PARIS: Face à la remontée du chômage des jeunes, le gouvernement dispose de "beaucoup d'outils", notamment la voie professionnelle, a déclaré mardi la ministre déléguée chargée de l'Enseignement, de la Formation professionnelle et de l'Apprentissage.

"Vous l'avez dit, le chômage des jeunes remonte. Mais nous avons beaucoup d'outils, notamment la voie professionnelle, l'une de ces voies qui permet à nos jeunes d'être insérés très rapidement. Vous avez la partie scolaire, et la partie en apprentissage, qui est un vrai succès", a déclaré Sabrina Roubache sur Europe 1.

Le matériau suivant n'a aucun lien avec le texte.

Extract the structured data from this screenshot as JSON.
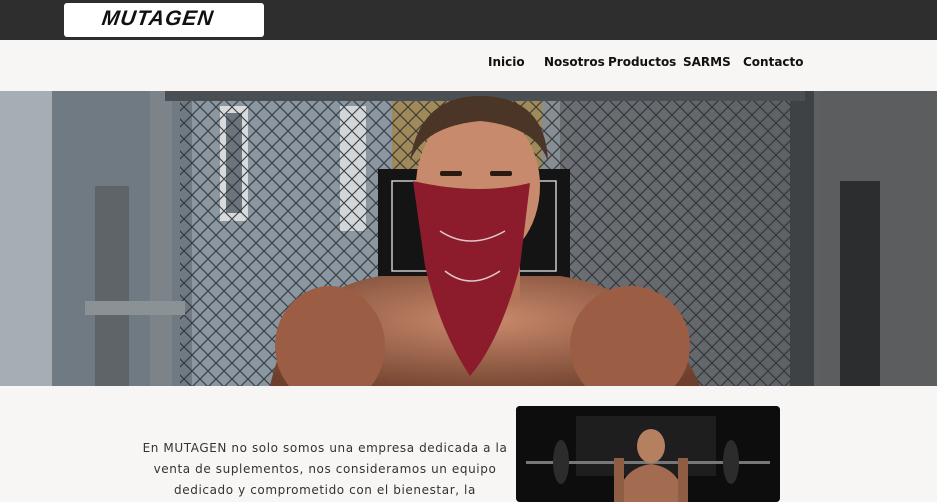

Le taux de chômage des jeunes actifs de 15-24 ans a rebondi au deuxième trimestre à 21,6%, en hausse de 0,4 point sur un trimestre et de 2,5 points sur un an, selon des données publiées vendredi par l'Insee. Quant aux 16-29 ans sans emploi, formation ou études, leur part, stable sur le trimestre à 13,3%, a progressé sur un an.

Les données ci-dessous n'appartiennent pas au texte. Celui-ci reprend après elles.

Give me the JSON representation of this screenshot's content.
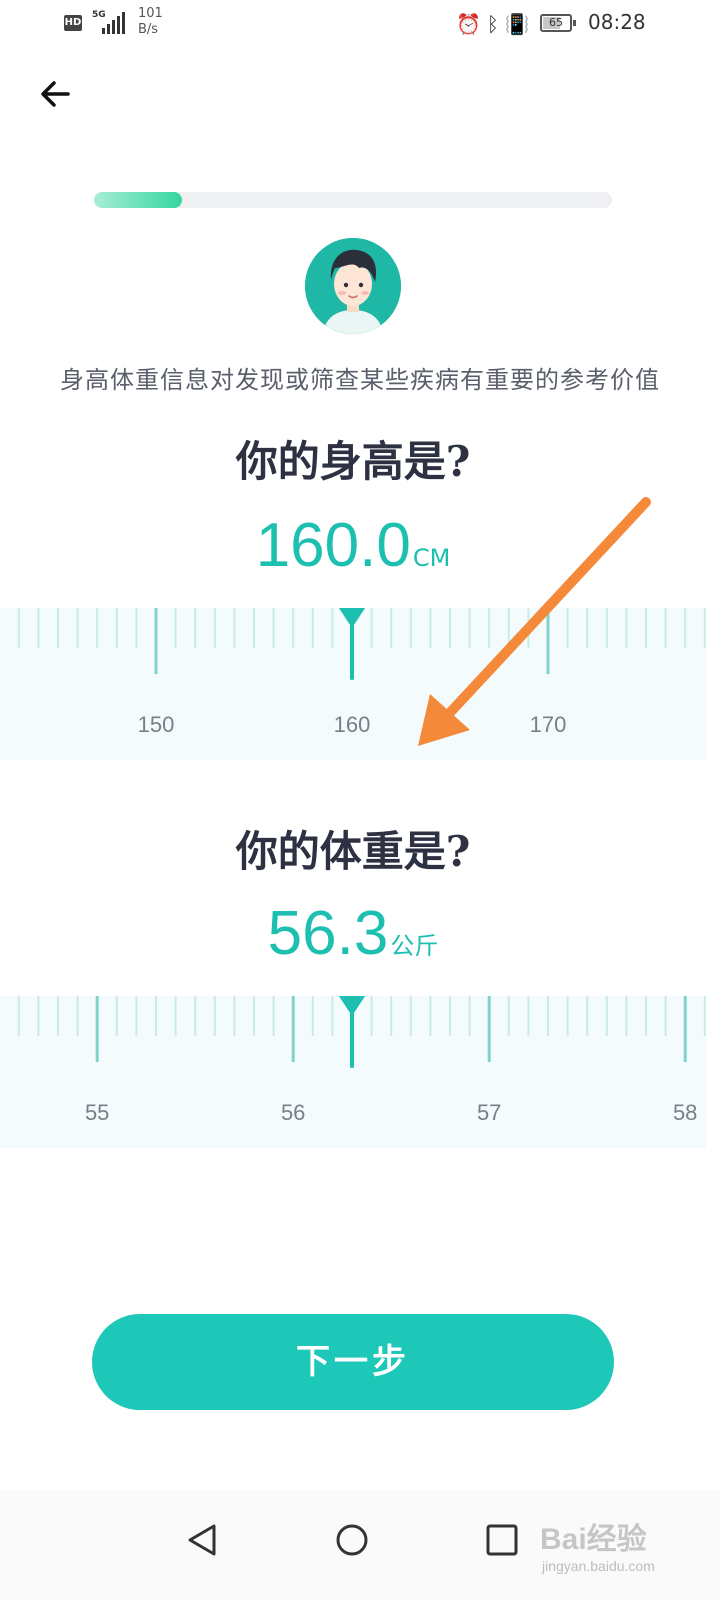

Sabrina Roubache a aussi défendu le bilan sur l'emploi des jeunes sous la présidence d'Emmanuel Macron, vantant "500.000 jeunes en emploi depuis 2017, plus haut niveau depuis les années 1990 sur les 15-24 ans".

Comme on lui rappelait que le nombre d'apprentis avait baissé en 2025, elle a invoqué "la conjoncture" mais assuré que "les crédits pour l'apprentissage ont été sanctuarisés", car "on ne casse pas une politique publique qui marche".

Sur le nombre de jeunes en voie professionnelle cherchant encore, à trois semaines de la rentrée, une entreprise pour leur apprentissage, la ministre déléguée a répondu qu'"on n'est pas tout à fait capables de le dire" mais a souligné que "vous avez trois mois à partir du démarrage de votre formation en septembre pour trouver une entreprise".

"Mon cabinet et moi-même, nous répondons à toutes les sollicitations", a-t-elle ajouté, avant de lancer "un appel à toutes les entreprises: n'hésitez pas à recruter des jeunes en apprentissage, ce sont les compétences d'aujourd'hui que vous formez pour vos besoins de demain".

Alors que le chômage revient dans le débat politique à huit mois de l'élection présidentielle, le Premier ministre Sébastien Lecornu a défendu lundi le bilan des politiques menées depuis 10 ans, réfutant tout "déni" face à une nouvelle hausse mais appelant à ne pas tomber dans la "caricature".

Avec un taux à 8,3%, au plus haut niveau depuis l'automne 2020, en plein Covid, et depuis l'automne 2019 auparavant, l'objectif d'Emmanuel Macron d'un taux de chômage à 5% de la population active s'est encore éloigné au deuxième trimestre.